Malgré la victoire électorale imposante de la droite, en mars dernier, le gouvernement Balladur n'a pas choisi d'adopter le profil conquérant d'une droite revancharde. Il a plutôt tenu à donner de lui une image prudente, modérée même, comme si l'ampleur de cette victoire l'embarrassait.

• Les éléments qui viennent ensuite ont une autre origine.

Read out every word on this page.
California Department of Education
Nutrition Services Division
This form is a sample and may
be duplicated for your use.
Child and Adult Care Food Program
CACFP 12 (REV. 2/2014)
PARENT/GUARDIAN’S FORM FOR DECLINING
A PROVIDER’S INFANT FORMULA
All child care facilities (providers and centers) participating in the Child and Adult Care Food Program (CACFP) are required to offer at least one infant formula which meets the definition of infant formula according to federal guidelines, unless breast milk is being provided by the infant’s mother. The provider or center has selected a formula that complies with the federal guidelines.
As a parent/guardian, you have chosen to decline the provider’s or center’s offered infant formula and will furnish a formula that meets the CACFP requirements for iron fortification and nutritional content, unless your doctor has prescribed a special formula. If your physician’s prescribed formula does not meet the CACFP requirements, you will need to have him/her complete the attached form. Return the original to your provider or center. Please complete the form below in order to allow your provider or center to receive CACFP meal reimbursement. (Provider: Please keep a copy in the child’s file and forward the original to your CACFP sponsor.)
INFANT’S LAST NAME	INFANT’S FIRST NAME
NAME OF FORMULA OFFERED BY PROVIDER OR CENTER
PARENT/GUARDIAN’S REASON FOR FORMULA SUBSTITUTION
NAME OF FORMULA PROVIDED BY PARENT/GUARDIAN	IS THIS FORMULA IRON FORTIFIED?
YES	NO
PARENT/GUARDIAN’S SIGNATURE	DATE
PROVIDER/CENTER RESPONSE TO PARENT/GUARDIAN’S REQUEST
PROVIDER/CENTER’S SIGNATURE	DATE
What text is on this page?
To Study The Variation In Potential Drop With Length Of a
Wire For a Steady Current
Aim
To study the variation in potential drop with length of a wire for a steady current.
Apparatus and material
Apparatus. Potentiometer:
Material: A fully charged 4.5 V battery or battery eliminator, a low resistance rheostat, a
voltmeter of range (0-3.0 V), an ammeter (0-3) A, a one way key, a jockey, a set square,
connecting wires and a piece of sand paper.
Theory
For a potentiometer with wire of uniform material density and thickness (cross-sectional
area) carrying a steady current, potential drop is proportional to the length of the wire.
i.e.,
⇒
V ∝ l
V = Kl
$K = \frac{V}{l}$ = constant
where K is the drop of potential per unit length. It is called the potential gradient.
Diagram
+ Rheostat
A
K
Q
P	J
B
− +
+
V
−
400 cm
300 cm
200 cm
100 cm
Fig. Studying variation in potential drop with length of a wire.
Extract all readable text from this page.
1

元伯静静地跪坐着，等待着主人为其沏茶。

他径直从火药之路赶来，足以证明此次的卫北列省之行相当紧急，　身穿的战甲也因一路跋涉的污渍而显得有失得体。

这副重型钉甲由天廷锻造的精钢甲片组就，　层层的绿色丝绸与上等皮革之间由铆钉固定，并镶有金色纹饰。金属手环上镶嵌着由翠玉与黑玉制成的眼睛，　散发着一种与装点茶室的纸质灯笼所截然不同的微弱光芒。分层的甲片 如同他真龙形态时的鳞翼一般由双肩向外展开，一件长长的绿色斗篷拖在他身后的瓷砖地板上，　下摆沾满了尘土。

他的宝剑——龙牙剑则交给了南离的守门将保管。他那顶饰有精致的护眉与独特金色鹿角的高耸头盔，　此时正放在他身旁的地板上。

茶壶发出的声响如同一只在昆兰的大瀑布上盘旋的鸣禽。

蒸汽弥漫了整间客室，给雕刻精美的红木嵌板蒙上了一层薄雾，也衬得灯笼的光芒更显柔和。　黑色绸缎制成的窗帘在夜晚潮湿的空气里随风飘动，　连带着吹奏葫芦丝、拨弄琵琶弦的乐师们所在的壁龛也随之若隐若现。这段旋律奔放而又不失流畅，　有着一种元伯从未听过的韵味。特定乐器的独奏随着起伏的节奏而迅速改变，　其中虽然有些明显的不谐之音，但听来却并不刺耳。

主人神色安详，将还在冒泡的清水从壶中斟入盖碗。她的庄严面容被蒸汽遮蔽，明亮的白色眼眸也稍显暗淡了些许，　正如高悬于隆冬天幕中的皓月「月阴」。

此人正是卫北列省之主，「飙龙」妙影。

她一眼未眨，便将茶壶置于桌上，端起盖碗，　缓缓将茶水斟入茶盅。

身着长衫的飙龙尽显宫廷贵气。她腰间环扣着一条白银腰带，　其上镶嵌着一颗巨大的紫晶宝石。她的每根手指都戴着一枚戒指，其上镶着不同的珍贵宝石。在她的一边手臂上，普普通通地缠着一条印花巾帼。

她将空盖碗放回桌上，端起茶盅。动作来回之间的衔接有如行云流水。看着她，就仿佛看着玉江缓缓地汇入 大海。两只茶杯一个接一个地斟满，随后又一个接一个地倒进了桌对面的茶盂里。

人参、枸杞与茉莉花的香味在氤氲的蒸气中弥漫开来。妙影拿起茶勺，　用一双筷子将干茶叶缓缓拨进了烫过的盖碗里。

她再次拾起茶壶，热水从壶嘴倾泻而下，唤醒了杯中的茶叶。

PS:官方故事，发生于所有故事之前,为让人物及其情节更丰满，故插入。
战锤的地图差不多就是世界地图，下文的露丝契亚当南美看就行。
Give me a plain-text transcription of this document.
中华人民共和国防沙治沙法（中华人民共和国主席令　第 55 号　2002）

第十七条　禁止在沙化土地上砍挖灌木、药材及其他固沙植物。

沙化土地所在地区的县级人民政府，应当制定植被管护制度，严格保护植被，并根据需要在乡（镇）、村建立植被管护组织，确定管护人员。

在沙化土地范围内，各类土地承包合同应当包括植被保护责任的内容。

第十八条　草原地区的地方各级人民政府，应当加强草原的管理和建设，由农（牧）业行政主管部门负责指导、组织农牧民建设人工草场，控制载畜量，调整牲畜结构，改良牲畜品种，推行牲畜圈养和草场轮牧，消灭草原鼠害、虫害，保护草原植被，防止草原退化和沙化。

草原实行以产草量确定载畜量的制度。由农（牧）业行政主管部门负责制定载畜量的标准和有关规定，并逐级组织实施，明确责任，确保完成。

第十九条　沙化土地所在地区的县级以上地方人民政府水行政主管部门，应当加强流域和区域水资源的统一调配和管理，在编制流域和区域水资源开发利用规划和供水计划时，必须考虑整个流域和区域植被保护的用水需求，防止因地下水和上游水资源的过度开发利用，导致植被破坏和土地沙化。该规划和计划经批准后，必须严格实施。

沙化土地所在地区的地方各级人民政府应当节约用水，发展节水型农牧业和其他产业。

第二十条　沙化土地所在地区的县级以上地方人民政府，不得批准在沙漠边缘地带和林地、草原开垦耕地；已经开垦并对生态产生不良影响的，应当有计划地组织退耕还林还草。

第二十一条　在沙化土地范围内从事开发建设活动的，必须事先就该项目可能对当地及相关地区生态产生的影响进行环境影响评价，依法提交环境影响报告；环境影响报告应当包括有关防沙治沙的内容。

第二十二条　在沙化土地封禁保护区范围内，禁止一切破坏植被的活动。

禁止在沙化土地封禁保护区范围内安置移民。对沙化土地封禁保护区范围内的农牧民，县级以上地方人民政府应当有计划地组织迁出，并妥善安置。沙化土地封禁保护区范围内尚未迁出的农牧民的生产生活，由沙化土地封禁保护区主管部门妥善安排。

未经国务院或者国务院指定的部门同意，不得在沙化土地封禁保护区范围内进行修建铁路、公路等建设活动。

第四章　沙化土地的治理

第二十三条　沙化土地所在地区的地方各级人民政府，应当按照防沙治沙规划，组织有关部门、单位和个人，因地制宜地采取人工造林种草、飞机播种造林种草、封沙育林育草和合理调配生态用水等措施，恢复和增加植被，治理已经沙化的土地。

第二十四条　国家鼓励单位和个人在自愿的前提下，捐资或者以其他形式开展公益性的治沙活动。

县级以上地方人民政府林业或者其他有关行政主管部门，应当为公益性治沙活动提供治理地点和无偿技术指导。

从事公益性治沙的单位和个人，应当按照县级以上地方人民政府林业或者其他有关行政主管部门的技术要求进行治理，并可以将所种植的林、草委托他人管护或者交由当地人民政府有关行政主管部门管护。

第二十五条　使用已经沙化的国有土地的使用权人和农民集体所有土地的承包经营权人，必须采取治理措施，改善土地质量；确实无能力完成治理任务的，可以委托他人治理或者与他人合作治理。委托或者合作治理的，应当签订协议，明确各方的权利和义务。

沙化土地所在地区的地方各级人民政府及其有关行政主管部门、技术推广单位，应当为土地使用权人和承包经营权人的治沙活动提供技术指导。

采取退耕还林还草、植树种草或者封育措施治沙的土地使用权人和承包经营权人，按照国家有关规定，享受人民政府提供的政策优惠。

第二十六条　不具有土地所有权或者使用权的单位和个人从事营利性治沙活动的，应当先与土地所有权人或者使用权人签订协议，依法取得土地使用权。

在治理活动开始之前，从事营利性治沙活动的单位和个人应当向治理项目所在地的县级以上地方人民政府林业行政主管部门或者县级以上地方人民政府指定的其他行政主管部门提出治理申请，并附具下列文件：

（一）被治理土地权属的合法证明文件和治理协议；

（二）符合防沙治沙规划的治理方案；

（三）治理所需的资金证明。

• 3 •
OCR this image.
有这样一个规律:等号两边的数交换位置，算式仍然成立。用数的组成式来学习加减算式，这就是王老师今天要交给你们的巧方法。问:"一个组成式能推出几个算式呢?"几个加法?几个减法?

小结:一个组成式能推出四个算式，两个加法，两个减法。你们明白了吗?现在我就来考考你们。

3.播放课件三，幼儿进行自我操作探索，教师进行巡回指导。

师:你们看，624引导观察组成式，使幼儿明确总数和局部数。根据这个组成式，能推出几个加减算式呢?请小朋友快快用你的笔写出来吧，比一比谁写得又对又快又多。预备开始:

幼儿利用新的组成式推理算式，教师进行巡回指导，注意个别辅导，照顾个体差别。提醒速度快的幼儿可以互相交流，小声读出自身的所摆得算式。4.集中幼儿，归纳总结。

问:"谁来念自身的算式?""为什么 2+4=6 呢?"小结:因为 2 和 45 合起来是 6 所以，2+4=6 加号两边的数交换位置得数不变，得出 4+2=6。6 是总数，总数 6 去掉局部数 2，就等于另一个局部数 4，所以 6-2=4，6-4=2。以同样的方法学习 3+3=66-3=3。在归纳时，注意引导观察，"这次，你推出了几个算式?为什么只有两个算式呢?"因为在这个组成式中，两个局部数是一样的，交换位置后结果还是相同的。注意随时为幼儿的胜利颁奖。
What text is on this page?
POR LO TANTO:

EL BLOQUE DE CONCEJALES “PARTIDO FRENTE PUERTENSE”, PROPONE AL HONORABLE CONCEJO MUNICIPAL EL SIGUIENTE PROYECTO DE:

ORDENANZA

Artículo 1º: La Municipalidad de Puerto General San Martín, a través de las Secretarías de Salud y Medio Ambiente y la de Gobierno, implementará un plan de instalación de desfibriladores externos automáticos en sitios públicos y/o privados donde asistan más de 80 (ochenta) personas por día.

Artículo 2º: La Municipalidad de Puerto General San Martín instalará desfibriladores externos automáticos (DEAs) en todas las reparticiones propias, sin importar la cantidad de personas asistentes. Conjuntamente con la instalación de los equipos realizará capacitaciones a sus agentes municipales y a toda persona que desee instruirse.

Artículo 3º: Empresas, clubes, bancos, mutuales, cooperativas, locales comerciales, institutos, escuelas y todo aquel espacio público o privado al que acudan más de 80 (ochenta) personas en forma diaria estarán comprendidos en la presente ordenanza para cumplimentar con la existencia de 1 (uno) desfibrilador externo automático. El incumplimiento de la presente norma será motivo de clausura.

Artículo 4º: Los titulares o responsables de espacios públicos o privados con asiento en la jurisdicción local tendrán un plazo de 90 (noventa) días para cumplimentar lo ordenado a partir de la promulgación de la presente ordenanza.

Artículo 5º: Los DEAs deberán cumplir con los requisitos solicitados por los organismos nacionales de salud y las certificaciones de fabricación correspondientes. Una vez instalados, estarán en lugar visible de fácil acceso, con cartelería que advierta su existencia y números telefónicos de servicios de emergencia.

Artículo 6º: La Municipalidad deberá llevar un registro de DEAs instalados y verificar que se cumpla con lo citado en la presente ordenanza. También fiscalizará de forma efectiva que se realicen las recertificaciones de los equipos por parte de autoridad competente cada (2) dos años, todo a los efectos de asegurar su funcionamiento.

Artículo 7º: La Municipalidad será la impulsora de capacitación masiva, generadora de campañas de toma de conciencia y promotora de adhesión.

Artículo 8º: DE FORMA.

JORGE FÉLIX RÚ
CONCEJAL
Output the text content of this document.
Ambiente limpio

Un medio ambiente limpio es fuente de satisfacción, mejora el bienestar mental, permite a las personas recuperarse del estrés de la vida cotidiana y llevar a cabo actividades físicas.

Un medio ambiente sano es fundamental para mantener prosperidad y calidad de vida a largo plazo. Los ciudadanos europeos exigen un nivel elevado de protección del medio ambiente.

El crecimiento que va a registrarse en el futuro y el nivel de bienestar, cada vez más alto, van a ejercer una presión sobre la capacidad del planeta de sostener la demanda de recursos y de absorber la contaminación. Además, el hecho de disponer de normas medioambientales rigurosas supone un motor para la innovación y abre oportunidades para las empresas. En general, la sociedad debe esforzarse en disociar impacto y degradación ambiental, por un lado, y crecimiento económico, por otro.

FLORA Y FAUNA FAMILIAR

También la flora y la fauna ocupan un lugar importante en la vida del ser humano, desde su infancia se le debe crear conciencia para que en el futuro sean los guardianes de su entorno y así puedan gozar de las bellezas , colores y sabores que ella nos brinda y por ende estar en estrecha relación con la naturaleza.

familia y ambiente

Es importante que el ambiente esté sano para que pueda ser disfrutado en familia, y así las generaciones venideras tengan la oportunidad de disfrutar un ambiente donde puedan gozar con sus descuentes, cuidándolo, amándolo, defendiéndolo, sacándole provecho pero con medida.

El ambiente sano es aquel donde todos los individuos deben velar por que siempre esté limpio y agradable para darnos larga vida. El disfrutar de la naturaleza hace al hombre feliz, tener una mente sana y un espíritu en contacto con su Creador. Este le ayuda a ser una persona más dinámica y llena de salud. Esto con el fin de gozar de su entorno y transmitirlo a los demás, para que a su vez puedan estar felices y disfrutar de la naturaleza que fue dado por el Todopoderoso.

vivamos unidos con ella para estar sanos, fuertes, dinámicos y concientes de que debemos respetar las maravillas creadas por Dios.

Cela s'explique par la situation dans laquelle il se trouve. Il hérite d'une situation économique et sociale difficile, qui n'est certes pas propre à la France, mais qui, comme ailleurs, est délicate à gérer. D'autant qu'il est, du fait même des échéances électorales programmées dans les mois à venir, un gouvernement de transition dont la durée limite est quasi fixée à l'avance. Il a droit à deux ans de vie maximum jusqu'à mai 1995, date où doit avoir lieu l'élection présidentielle. Et cette perspective joue non pas tant sur ses choix fondamentaux que sur la façon de les présenter
Pour répondre à la situation économique et sociale, le nouveau gouvernement a pris un certain nombre de décisions, regroupées dans un plan dit de "redressement" dont la teneur est sans surprise. Ce plan consiste en une série de mesures destinées, explique-t-il, à lutter contre le chômage, avec le traditionnel appel à la nécessaire solidarité de tous. Mais ces mesures évitent, comme à chaque fois, de s'en prendre à la bourgeoisie, grande et moyenne. Elles vont se traduire par des avantages nouveaux aux employeurs, sous le prétexte traditionnel de favoriser l'embauche, et vont peser, comme à chaque fois, sur les salariés, et sur les catégories populaires. Le gouvernement n'ose même pas promettre que son plan aura des effets positifs dans un avenir proche. Il pronostique une augmentation de plus de 300 000 chômeurs d'ici à la fin de l'année, qui s'ajouteront aux trois millions déjà officiellement recensés. La prévision risque malheureusement de se vérifier. Ainsi la nouvelle équipe promet de terminer l'année avec une augmentation du chômage de 10 %, ce qui n'est pas rien. Mais n'a-t-elle pas promis à la population "du sang et des larmes" ? Sous couvert de réalisme ce pessimisme relève d'un calcul politique. Il est destiné à dédouaner par avance le gouvernement qui, de cette façon, veut faire admettre à l'opinion qu'il n'est pour rien, ni dans la situation actuelle, ni dans sa dégradation annoncée. La démarche est classique. Elle consiste a rejeter la responsabilité de la situation sur le contexte général, mais surtout sur les prédécesseurs. Les socialistes l'avait utilisée après 1981. Balladur aurait tort de ne pas en user le temps que cela marche, car cette ficelle ne peut pas être efficace éternellement.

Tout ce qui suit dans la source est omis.